Thinking back on a life ‘well-wasted’
I don’t usually participate in online “challenges” like the ice bucket challenge and the ones where you post all your personal information and passwords for all to see and utilize.
I wonder how many people dumped water over their heads thinking they were helping a great cause of fighting ALS/Lou Gehrig’s Disease but didn’t realize you had to actually donate money to research? My children’s great-grandmother died from ALS, so the cause is dear to me. But if I was going to dump ice water over my head, I’d want to know people were donating because of it.
Or I’d do it just for fun.
There are several challenges and such in which I have participated just because I thought it would be enjoyable. When my children or nieces post something like “How many of these movies have you seen? If it’s more than 24, you have no life,” then I’ll read the list to see how much of my life I’ve wasted on good entertainment. My numbers average above 100. Yeah.
So, although I confirm I have “no life” — although I would argue that doing something I enjoy constitutes having a life — I don’t usually post those results online.

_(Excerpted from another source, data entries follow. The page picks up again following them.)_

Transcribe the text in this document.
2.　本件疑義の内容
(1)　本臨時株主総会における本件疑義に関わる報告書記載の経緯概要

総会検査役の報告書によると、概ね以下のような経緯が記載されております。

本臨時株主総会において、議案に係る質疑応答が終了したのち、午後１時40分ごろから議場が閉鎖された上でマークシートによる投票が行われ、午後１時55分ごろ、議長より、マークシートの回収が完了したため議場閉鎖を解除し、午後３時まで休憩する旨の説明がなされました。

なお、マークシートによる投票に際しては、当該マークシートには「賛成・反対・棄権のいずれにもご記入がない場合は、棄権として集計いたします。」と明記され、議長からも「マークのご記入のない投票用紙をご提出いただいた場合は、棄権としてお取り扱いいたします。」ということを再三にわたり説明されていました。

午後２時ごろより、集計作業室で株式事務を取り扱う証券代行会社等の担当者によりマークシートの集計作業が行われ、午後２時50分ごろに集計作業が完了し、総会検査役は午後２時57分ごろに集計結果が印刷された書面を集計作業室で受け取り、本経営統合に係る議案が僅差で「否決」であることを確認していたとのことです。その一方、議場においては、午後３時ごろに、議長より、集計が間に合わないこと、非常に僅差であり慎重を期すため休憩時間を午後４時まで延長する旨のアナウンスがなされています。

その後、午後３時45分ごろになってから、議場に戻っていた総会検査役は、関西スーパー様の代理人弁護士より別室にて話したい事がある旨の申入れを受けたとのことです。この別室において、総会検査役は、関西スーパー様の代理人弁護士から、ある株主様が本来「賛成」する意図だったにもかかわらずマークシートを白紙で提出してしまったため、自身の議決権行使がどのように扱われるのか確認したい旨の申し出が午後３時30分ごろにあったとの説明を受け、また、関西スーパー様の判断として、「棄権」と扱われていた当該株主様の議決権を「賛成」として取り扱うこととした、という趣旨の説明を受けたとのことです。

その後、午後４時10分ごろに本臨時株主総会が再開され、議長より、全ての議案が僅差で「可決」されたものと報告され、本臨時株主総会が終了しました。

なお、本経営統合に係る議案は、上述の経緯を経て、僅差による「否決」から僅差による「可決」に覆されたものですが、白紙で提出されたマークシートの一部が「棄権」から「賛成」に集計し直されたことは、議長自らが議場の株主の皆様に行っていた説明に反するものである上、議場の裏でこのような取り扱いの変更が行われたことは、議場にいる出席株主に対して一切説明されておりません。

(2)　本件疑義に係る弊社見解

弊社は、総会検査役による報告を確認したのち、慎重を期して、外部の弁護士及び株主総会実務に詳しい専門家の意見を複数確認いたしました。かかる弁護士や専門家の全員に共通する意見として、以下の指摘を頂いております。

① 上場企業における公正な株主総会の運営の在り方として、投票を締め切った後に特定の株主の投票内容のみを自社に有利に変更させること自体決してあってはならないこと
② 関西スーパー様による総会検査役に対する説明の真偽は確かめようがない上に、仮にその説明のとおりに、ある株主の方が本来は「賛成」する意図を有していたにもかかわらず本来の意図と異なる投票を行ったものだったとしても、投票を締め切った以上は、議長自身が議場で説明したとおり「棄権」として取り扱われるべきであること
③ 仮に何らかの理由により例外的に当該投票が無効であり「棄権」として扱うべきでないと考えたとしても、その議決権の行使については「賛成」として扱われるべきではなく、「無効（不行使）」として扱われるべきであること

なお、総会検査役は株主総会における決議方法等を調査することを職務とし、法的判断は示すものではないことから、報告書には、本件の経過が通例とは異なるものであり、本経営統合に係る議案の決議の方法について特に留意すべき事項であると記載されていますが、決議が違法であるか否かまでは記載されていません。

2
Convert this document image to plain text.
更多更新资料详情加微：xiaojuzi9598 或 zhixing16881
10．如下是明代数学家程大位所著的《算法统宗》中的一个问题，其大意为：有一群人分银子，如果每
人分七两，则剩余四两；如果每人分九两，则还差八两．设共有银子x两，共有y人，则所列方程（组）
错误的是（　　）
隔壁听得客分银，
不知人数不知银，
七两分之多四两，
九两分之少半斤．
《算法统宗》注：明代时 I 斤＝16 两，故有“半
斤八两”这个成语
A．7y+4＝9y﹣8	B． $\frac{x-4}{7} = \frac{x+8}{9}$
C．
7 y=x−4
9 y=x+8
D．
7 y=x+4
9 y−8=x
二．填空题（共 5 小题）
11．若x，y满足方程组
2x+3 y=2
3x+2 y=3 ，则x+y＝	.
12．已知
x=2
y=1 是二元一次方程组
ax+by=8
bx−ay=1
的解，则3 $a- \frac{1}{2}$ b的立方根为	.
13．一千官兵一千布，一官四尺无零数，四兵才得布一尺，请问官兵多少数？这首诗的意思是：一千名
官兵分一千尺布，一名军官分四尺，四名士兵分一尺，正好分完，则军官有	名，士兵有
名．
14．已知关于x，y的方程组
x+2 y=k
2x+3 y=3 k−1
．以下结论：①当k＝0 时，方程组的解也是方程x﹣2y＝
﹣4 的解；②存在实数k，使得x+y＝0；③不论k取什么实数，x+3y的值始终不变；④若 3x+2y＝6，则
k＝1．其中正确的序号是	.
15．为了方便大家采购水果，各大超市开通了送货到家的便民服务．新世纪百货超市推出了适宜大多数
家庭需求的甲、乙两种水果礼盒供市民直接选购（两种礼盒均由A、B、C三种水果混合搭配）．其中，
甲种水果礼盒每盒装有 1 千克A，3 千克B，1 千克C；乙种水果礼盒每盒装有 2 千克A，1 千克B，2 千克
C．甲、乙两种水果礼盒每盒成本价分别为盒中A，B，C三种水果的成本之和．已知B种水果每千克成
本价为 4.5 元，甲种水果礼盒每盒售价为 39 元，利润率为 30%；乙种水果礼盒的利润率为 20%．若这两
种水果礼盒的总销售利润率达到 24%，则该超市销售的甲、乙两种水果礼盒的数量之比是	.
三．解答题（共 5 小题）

Not that it matters that people know I’ve seen Walt Disney’s classic “Sleeping Beauty,” “The Wizard of Oz” or the original “Jumanji” in their entirety no less than two dozen times each. It’s just not something I normally broadcast.
L. Frank Baum’s Kansas-to-Oz masterpiece has served as the favorite movie for each of four of my children at some point in their lives. My now-17-year-old daughter would watch an anniversary edition on VHS from opening credits through the end of a 3-hour documentary that followed the feature film, then rewind it and start it all over, if we let her.
“Hey, sweetheart. What have you done today?”
“Hey, Dad! I’ve watched ‘Wizard of Oz.’”
“And it’s just now to Dorothy meeting Scarecrow?”
“Well, this is the third time I’ve watched it …”
My youngest daughter sat in the corner of my office several days in her early years, coloring, playing with her dolls and watching “Sleeping Beauty” on a small TV I set on the floor for her. She never wanted to watch anything different, and always asked me to rewind it and start it over when it ended. Some days — although she didn’t really pay attention to it all the time — it played continually until it was time to go home.
“Jumanji” was one of the favorites of all the kids when we installed DVD players in my SUV. It rarely came out of the player that split the feed to duo screens. Did you know that you actually can wear out a DVD so that it no longer plays because it has been played so much, over and over and over and over?
But their grandmother had bought them another copy of the movie for Christmas.
Thanks, GrandJan. Thanks.
I could quote the movie as I drove, and know from the background noise what was showing on the screens at pretty much any moment in the film. And who am I kidding? I still like the story.
Just last night I was in the mood to watch an old-fashioned ghost story or monster movie. So what did I pick? A movie we’ve seen multiple times.
“So we don’t really have to ‘pay attention’ to it,” I told my wife.
I watched it like it was the first time I’d seen it. And enjoyed it.
So has my life been wasted? Part of it, sure. But I don’t think it’s been wasted because these are things that bring me enjoyment.
Life should be focused on joy. Like (foremost) the joy of knowing Jesus, and sharing that joy with others. Then the joy of time with family and loved ones. I can definitely think of worse things to do with my time. But I may not post it online. I’ll just post pics of me drinking coffee. But I enjoy that, too. Oh, well.